Menurut Arthur, Marcos Reina telah menunjukkan kinerja yang cukup baik di tengah berbagai kesulitan yang dihadapi Persik sepanjang musim. Ia menyoroti sejumlah kendala, mulai dari badai cedera pemain, akumulasi hukuman kartu, hingga keharusan menjalani empat laga kandang di Gresik, yang seharusnya menjadi keuntungan bagi tim.

“Musim ini berat sekali. Kami banyak menghadapi masalah, mulai dari pemain cedera sampai harus empat kali main kandang di Gresik. Itu tentu merugikan karena laga kandang seharusnya jadi kesempatan meraih poin,” ujar Arthur, Senin (25/5/2026).

Di tengah tekanan tersebut, Arthur secara pribadi mengaku menyukai gaya permainan yang diterapkan oleh Marcos Reina. Pernyataan ini mengindikasikan adanya peluang bagi pelatih asal Spanyol tersebut untuk tetap dipertahankan pada musim depan.

“Secara permainan saya suka style Marcos Reina. Saya lihat dia dan staf pelatih bekerja keras. Itu membuat saya yakin dia punya kapasitas sebagai pelatih kepala,” tambahnya.

Meski demikian, Arthur belum bisa memberikan kepastian mengenai nasib Marcos Reina. Ia menegaskan bahwa keputusan akhir akan berada di tangan Direktur Olahraga baru yang akan segera ditunjuk oleh manajemen Persik Kediri.

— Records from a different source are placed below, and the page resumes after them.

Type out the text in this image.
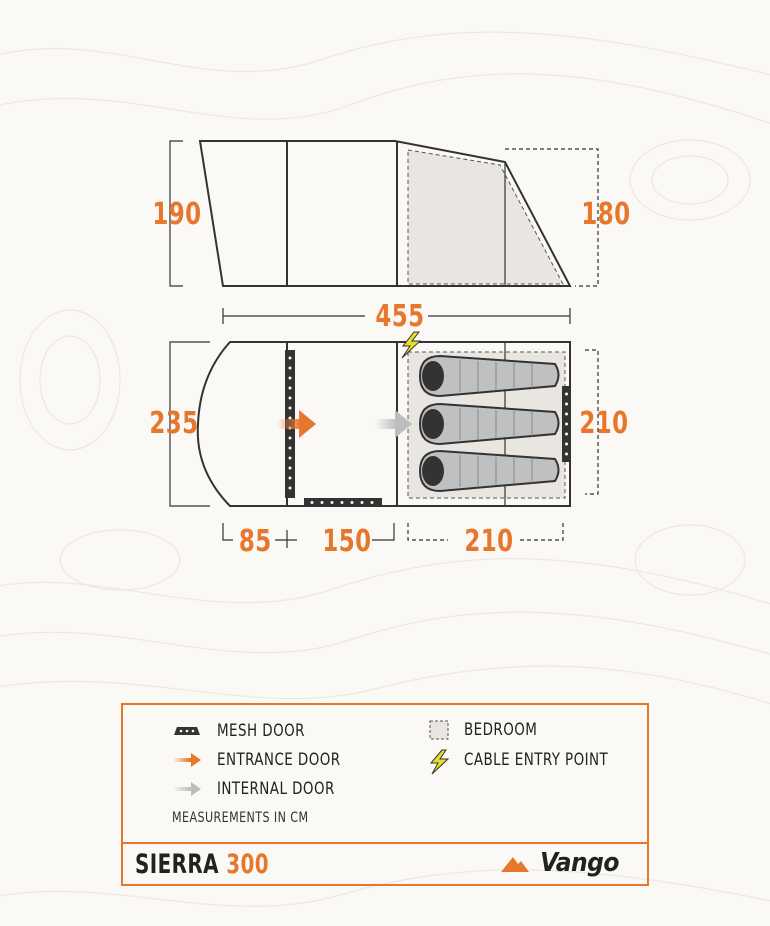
190	180
455
235	210
85 150	210
MESH DOOR
ENTRANCE DOOR
INTERNAL DOOR
MEASUREMENTS IN CM
BEDROOM
CABLE ENTRY POINT
SIERRA 300	Vango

“Kami akan punya Direktur Olahraga baru. Nanti dia yang mengevaluasi semuanya dan memberi masukan soal pelatih maupun pemain. Saya tidak terlalu ikut campur urusan teknis,” tegas mantan pemain Espanyol B tersebut.

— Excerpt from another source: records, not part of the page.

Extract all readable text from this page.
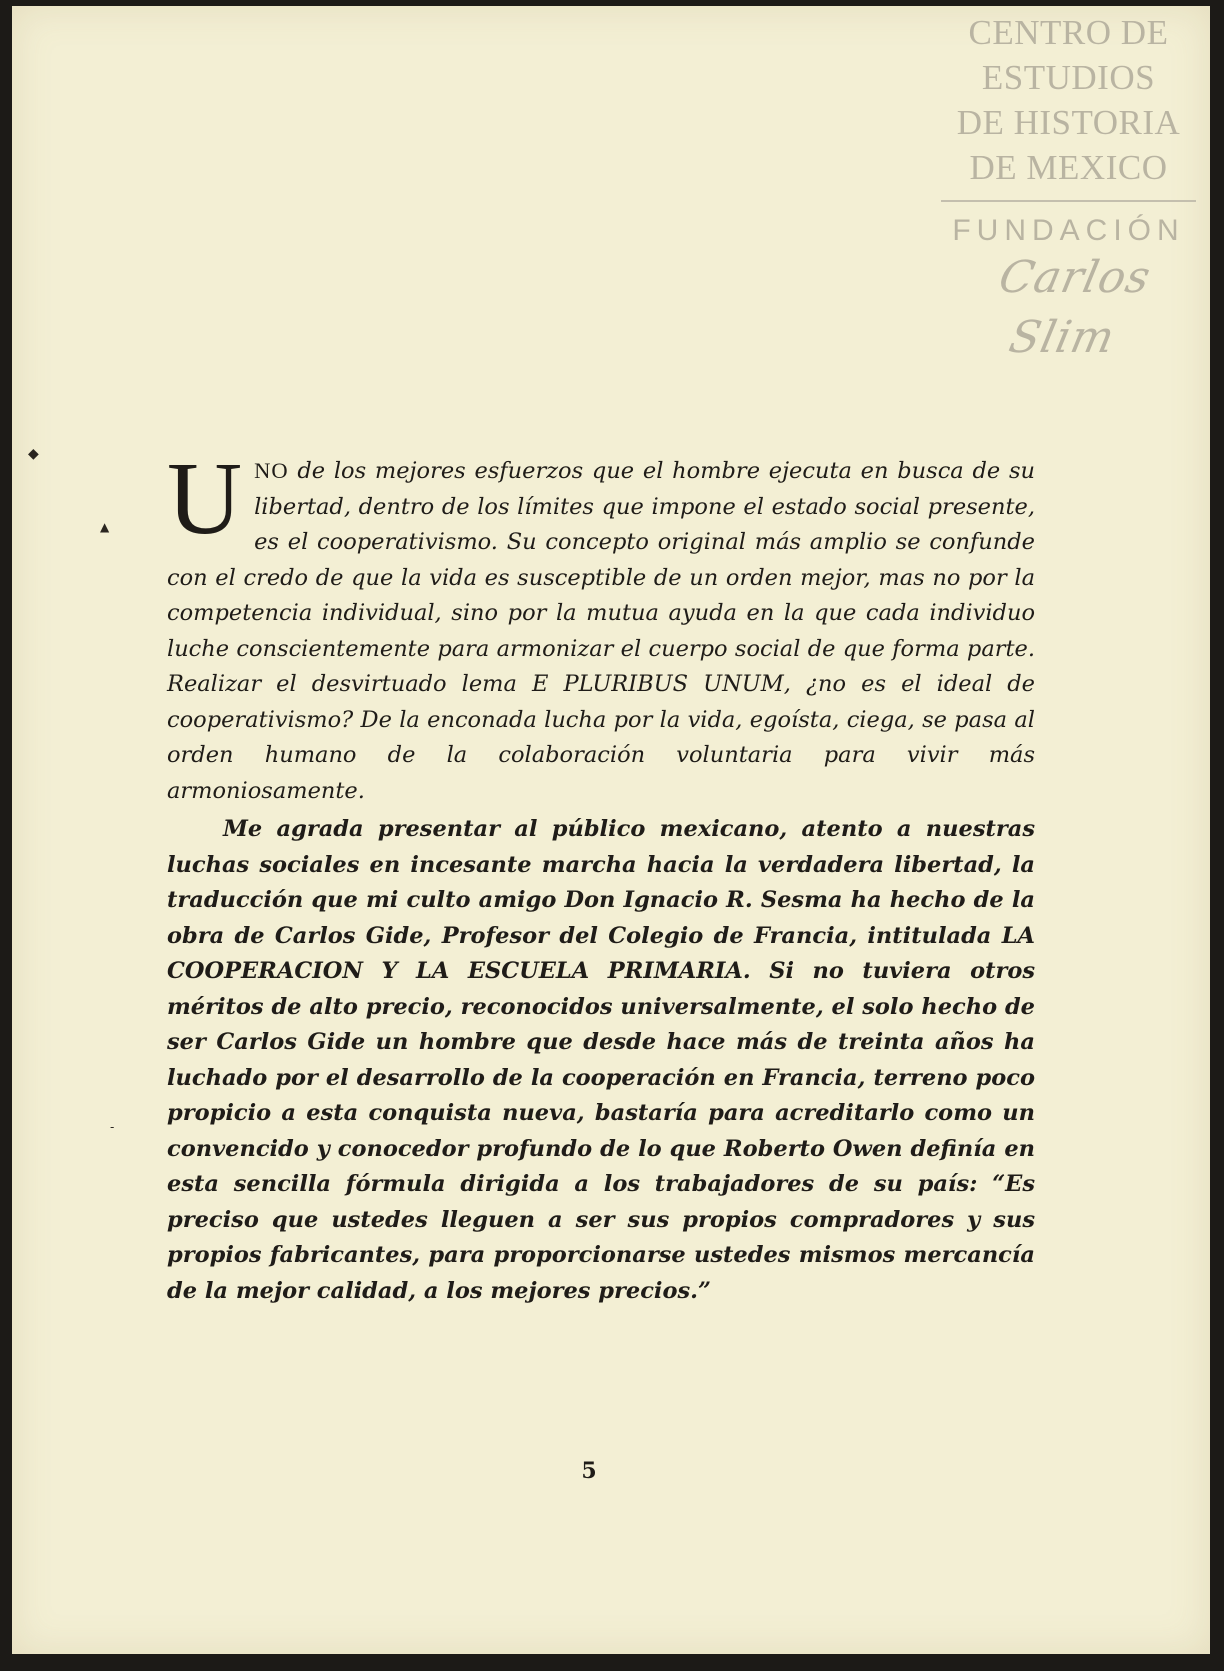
CENTRO DE
ESTUDIOS
DE HISTORIA
DE MEXICO
FUNDACIÓN
Carlos Slim
◆
▲
-

UNO de los mejores esfuerzos que el hombre ejecuta en busca de su libertad, dentro de los límites que impone el estado social presente, es el cooperativismo. Su concepto original más amplio se confunde con el credo de que la vida es susceptible de un orden mejor, mas no por la competencia individual, sino por la mutua ayuda en la que cada individuo luche conscientemente para armonizar el cuerpo social de que forma parte. Realizar el desvirtuado lema E PLURIBUS UNUM, ¿no es el ideal de cooperativismo? De la enconada lucha por la vida, egoísta, ciega, se pasa al orden humano de la colaboración voluntaria para vivir más armoniosamente.

Me agrada presentar al público mexicano, atento a nuestras luchas sociales en incesante marcha hacia la verdadera libertad, la traducción que mi culto amigo Don Ignacio R. Sesma ha hecho de la obra de Carlos Gide, Profesor del Colegio de Francia, intitulada LA COOPERACION Y LA ESCUELA PRIMARIA. Si no tuviera otros méritos de alto precio, reconocidos universalmente, el solo hecho de ser Carlos Gide un hombre que desde hace más de treinta años ha luchado por el desarrollo de la cooperación en Francia, terreno poco propicio a esta conquista nueva, bastaría para acreditarlo como un convencido y conocedor profundo de lo que Roberto Owen definía en esta sencilla fórmula dirigida a los trabajadores de su país: “Es preciso que ustedes lleguen a ser sus propios compradores y sus propios fabricantes, para proporcionarse ustedes mismos mercancía de la mejor calidad, a los mejores precios.”

5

Selain kursi pelatih, manajemen Persik juga akan mengevaluasi status sejumlah pemain pinjaman yang memperkuat tim musim ini. Nama-nama seperti Henhen Herdiana, Rezaldi Hehanusa, Hamra Hehanusa, Gavin Kwan Adsit, serta dua legiun asing Chechu Meneses dan Adrian Luna, termasuk dalam daftar pemain yang akan dievaluasi lebih lanjut.